Rock supergroups are usually a huge mistake. It's rare that musicians who are used to having a starring role in their respective groups are gallant enough to step aside and share the spotlight; after all, what are rockstars made of, if not 90% ego? Them Crooked Vultures, though - aha. A different prospect altogether, said those used to scoffing at the very notion of 'supergroup'. "It's three of the best rock musicians of all time," said one enthusiast, "how could it be anything short of amazing?"

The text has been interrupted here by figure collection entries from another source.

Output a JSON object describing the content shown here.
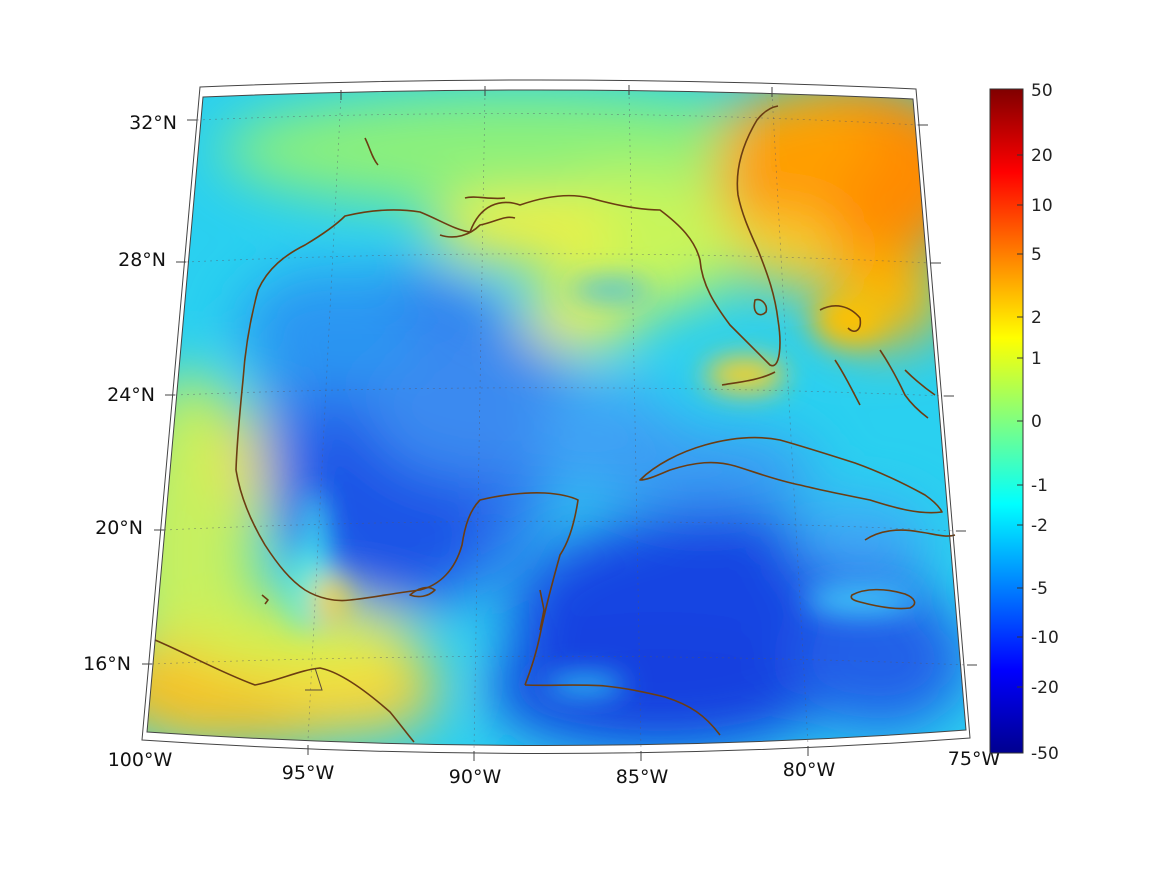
{
  "map": {
    "lon_labels": [
      "100°W",
      "95°W",
      "90°W",
      "85°W",
      "80°W",
      "75°W"
    ],
    "lat_labels": [
      "32°N",
      "28°N",
      "24°N",
      "20°N",
      "16°N"
    ],
    "extent": {
      "lon": [
        -100,
        -75
      ],
      "lat": [
        14,
        33
      ]
    }
  },
  "colorbar": {
    "tick_labels": [
      "50",
      "20",
      "10",
      "5",
      "2",
      "1",
      "0",
      "-1",
      "-2",
      "-5",
      "-10",
      "-20",
      "-50"
    ],
    "colors": [
      "#00008f",
      "#0000ff",
      "#0080ff",
      "#00ffff",
      "#80ff80",
      "#ffff00",
      "#ff8000",
      "#ff0000",
      "#800000"
    ]
  },
  "colors": {
    "coastline": "#6b3d12",
    "gulf_deep": "#1f5ae8",
    "caribbean": "#1546e0",
    "land_south": "#ffb000",
    "atlantic_ne": "#ff7a00"
  }
}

Well, it could have gone wrong very easily, in fact, but it didn't. The side project of Josh Homme (Queens of the Stone Age), Dave Grohl (Foo Fighters and here reprising his original role as drummer) and John-Paul Jones of Led Zeppelin is the biggest hard rock album of 2009, and it's certainly one of the tightest, but is it the best? These 13 songs are basically what you would expect of the trio; Homme's smooth vocals and slinky guitar work, Jones's skilled, powerful basslines and Grohl's powerhouse drumming combine to create songs that are potent, but not completely memorable.
True, there are some dangerously exciting songs on display. 'Reptiles' is a standout, a series of jerky movements, tweaked guitar riffs and woozy vocals that spike unexpectedly, and the excellent 'New Fang' is an exercise in loose, bluesy, ramshackle rock. 'Caligulalove''s marriage of '60s garage and buzzing quasi-metal riffs is inventive and often hypnotic, while closer 'Spinning in Daffodils' uses a classical piano coda to conjure up a sort of graveyard rock epic.
Still, there's a feeling that this is the sort of album that people feel obliged to love because of the obvious calibre of musician involved, rather than because of its content. At over an hour long, it's also a smidgen too long to really rip your ears off. Then again, who's brave enough to edit these three giants of rock?